Plus, it was the perfect experience to pull me out of writer's block, so YAY!
17 comments:
Ah, Kimmi! You are awesome!
Dude- drop the doctor in POCA-Idaho-TELLO!!!! He can't be making you THAT much better.
Oh Kimmi! Wow I am sad that you had such an awful day, BUT I laughed until tears came out of my eyeballs. And that was at work, I made the mistake of looking at this during a boring meeting and had to put it away because it was so funny! Your a real gem to write this stuff down.

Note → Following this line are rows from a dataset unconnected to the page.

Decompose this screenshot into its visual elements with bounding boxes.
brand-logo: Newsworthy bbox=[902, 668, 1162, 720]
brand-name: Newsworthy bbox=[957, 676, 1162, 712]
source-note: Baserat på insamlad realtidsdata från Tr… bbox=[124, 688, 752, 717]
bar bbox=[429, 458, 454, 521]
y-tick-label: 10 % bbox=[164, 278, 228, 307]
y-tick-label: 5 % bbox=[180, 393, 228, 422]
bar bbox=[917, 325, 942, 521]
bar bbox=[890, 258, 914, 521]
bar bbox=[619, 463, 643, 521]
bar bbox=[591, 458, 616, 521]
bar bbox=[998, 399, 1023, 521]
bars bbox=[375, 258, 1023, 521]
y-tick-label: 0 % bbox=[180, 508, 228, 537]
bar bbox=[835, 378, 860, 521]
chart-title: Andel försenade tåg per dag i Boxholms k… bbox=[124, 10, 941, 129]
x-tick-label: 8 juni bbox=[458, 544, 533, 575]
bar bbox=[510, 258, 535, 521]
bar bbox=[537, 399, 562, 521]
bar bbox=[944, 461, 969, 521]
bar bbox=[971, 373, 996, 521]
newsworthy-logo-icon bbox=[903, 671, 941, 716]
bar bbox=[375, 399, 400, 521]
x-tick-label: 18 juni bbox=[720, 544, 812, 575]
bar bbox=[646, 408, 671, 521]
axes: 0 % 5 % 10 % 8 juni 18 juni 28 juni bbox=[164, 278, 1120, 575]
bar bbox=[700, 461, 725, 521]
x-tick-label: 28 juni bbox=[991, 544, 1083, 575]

I can't stop laughing....excuse me while I race to the potty so i don't pee my pants!!!
Sorry for your discomfort, but it's a great war story.
Love ya
Yep! It's as funny as I imagined it. You have a true gift!! oxox
Oh Kimi, you are seriously the funniest and most talented writer I know!!!! Thanks for having this terrible day so that I could have 2wonderful days of reading about it!
Kimi, thanks for sharing this memorable day. You really do have a gift for making something wretched so funny. Please keep writing. I've missed being delighted by your clever use of words and amusing look at life. Love you!
Not that I want to use your day from Hades for entertainment, but..... It did entertain in a funny yet sad way. Only because I have been in some similar situations myself and what can we do but laugh? I'm sorry though. You've got to love walmart though and the very helpful boy that went and grabbed the hot pink undies.
so so so so so so so funny. Tears. I seriously couldn't believe you sat in those pee pee pants till you got back to Logan!!!
was it you that peed at Lagoon on senior day? I remember hearing about someone from your class that peed on the roller coaster???
Obviously.
I did NOT laugh, I was about to cry. . .until I read the part about the Wal-Mart guy and the mom-underwears. hahahahahahahaha. . . . . . Oh, my pee-pee pants friend. whew. Okay, instructions for throwing up:
1. SIT ON TOILET
2. Throw up in trash can. (Preferably lined with trash bag for easy disposal.)
LOTS of experience with LOTS of peeps going out both ends. . . . . .
Oh dear! Your life really is as hilariously humiliating as mine is. I'd tell you to have that bladder surgery, but I did in December and the Dr. accidently poked a HOLE in my bladder. I had a full-on nursing home catheter the week before Christmas. Hope tha makes you feel better!
Oh my--- Well If nothing else we all know you looked totally hot and sexy the whole time and thats really all that matters.
I couldn't stop laughing (Its good to know I'm laughing with you)--- I had to have my roommate finish reading it to me cause I was crying.
You are my favorite.
Landon
I am laughing with empathy, I promise! Two years I ran the Wasatch Back Relay and seriously peed my pants running to the top of Avon pass. Thank heavens for a cold stream.
Thanks for the comment, Cami. And, no offense, but do I know you? How did you find my blog?
I went to your blog (only to try to figure out who you are, I promise! I'm not a stalker!) and looked around. After reading the exerpts from your books I decided I MUST have at least one of them for my Lake Powell trip next week! How can I get one quickly?
Oh, and you can laugh with empathy or mockery; doesn't matter to me as long as you're laughing.
Kimi it has been 4 months and nothing has been written---I miss your blogging. So you should do it again I think.
Landon
oh and ps the verification word is boblyc (Bob Lick) yeah thats all i'm saying.